Thursday, March 29, 2018, 12:00pm to 2:00pm

Location: 

CGIS South, 1730 Cambridge Street, S030 (Public Gathering Room)

Author Quinn Slobodian (ACLS Burkhardt/WIGH Fellow; Wellesley College) will meet with a panel of critics to discuss his new book Globalists: The End of Empire and the Birth of Neoliberalism (Harvard University Press, 2018)

Panelists:
Katrina Forrester , Assistant Professor of Government and Social Studies, Harvard University
Priya Lal, Associate Professor of History, Boston College
Jamie Martin, Assistant Professor of History and School of Foreign Service, Georgetown

GlobalistsSUMMARY (from Harvard University Press):

Neoliberals hate the state. Or do they? In the first intellectual history of neoliberal globalism, Quinn Slobodian follows a group of thinkers from the ashes of the Habsburg Empire to the creation of the World Trade Organization to show that neoliberalism emerged less to shrink government and abolish regulations than to redeploy them at a global level.

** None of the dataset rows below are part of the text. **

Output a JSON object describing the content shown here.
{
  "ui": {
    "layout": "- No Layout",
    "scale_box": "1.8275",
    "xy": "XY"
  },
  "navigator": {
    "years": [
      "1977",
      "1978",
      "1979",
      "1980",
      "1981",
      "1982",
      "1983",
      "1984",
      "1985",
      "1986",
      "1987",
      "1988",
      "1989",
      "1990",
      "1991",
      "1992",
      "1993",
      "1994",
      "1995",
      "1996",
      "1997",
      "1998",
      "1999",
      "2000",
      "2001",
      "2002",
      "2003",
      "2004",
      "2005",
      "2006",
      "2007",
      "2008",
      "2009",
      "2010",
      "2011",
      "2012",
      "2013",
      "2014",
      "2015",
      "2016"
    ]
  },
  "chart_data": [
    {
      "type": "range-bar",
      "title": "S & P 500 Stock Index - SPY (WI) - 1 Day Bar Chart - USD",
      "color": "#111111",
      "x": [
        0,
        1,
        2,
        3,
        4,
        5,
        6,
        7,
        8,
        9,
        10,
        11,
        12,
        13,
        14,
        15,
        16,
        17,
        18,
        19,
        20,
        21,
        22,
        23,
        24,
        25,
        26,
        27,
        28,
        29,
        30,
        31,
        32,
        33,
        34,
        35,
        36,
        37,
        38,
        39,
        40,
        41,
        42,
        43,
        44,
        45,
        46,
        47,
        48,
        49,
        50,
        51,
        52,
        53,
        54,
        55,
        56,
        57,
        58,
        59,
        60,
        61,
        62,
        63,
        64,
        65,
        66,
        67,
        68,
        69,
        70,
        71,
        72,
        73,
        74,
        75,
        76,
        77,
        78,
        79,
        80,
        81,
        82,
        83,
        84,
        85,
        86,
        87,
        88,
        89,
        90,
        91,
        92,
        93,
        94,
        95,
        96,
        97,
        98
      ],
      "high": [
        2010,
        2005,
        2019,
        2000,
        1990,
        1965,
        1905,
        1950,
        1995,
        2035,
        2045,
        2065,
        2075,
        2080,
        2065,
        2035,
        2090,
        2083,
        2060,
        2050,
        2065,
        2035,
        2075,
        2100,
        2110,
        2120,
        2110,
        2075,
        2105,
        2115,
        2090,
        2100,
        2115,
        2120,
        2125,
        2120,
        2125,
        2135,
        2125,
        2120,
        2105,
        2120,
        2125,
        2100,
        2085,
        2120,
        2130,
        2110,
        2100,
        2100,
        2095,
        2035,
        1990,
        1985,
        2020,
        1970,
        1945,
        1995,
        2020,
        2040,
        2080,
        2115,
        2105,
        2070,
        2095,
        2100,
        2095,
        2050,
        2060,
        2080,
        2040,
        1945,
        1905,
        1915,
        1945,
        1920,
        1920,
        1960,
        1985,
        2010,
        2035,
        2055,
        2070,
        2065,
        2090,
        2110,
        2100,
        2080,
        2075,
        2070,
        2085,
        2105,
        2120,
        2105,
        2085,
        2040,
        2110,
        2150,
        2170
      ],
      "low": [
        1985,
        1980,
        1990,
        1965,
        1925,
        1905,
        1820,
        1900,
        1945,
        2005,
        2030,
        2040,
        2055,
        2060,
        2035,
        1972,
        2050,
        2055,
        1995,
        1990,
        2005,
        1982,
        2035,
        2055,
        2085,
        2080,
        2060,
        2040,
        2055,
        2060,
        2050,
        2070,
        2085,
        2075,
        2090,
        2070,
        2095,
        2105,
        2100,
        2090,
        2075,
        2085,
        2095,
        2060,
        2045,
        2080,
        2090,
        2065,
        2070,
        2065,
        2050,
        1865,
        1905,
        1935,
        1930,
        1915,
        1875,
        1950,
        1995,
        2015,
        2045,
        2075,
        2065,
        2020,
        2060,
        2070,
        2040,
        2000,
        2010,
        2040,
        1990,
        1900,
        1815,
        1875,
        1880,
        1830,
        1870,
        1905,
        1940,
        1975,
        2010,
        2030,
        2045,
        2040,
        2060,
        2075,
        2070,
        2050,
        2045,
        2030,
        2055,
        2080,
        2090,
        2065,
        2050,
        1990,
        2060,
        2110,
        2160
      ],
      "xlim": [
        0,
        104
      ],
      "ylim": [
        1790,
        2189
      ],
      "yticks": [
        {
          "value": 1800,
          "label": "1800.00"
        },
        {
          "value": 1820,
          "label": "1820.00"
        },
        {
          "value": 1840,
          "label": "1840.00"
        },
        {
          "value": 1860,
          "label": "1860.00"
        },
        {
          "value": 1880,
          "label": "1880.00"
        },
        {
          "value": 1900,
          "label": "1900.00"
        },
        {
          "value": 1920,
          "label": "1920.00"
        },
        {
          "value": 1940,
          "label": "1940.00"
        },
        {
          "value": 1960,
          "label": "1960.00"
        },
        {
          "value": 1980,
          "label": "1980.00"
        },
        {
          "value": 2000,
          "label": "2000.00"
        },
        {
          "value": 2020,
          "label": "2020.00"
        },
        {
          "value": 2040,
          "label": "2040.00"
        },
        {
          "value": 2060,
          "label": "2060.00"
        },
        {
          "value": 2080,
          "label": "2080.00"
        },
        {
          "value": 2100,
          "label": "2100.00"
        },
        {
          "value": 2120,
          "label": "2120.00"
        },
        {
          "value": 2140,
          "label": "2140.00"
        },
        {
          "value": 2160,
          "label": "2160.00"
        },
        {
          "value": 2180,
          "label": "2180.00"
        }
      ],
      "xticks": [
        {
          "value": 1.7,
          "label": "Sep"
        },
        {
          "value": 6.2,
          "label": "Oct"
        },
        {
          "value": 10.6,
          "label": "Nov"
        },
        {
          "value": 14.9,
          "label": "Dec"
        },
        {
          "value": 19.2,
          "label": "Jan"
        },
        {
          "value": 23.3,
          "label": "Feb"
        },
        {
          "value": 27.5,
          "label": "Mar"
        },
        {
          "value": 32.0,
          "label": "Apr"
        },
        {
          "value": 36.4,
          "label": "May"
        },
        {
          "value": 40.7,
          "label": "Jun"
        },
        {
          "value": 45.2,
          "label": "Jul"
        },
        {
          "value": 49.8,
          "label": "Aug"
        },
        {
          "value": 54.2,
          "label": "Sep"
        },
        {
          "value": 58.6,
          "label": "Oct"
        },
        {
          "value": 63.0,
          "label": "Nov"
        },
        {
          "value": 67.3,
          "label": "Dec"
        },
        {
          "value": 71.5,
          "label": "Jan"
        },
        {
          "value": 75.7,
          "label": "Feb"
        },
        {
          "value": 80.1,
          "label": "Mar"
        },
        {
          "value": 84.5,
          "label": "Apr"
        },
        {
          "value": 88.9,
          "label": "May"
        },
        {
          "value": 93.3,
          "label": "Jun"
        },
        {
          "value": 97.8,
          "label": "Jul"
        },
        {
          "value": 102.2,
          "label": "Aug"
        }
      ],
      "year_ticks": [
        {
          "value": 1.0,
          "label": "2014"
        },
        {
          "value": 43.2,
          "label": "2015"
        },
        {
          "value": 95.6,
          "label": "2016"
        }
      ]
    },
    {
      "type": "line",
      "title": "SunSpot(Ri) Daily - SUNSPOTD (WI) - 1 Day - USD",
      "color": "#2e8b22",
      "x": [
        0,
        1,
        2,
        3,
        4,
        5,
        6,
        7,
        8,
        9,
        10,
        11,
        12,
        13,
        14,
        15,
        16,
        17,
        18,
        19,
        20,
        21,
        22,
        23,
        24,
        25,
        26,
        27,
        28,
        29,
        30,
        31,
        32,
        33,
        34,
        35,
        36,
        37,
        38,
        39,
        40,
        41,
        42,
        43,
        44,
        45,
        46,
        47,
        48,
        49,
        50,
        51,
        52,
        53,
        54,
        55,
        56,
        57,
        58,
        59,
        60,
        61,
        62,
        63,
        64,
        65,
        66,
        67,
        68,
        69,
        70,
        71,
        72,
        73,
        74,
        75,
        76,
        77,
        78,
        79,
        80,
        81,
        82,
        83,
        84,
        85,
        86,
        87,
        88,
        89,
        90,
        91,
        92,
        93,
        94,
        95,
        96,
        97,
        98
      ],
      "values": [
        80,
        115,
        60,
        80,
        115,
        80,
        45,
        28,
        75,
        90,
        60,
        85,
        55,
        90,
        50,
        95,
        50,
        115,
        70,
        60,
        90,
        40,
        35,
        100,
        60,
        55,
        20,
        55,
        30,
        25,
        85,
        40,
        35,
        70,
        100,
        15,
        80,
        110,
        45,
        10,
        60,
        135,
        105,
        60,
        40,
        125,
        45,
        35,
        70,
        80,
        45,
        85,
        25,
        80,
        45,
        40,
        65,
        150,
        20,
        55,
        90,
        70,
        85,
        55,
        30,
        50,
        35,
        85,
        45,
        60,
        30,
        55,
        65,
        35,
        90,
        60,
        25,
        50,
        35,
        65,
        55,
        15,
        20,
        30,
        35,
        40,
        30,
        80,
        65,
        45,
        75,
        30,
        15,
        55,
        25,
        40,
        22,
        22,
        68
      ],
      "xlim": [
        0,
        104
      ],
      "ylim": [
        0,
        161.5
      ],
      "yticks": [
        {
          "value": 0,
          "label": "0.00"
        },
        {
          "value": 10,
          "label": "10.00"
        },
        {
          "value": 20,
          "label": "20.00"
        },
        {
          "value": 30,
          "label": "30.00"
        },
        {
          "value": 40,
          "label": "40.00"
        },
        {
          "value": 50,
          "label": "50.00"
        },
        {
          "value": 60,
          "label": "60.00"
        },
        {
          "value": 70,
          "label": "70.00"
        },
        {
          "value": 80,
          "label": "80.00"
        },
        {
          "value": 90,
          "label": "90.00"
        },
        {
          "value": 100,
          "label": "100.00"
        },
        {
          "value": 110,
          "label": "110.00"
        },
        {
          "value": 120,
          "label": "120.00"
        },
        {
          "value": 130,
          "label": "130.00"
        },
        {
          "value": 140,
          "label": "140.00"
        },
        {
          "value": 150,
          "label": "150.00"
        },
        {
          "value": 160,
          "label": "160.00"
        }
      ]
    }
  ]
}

Slobodian begins in Austria in the 1920s. Empires were dissolving and nationalism, socialism, and democratic self-determination threatened the stability of the global capitalist system. In response, Austrian intellectuals called for a new way of organizing the world. But they and their successors in academia and government, from such famous economists as Friedrich Hayek and Ludwig von Mises to influential but lesser-known figures such as Wilhelm Röpke and Michael Heilperin, did not propose a regime of laissez-faire. Rather they used states and global institutions—the League of Nations, the European Court of Justice, the World Trade Organization, and international investment law—to insulate the markets against sovereign states, political change, and turbulent democratic demands for greater equality and social justice.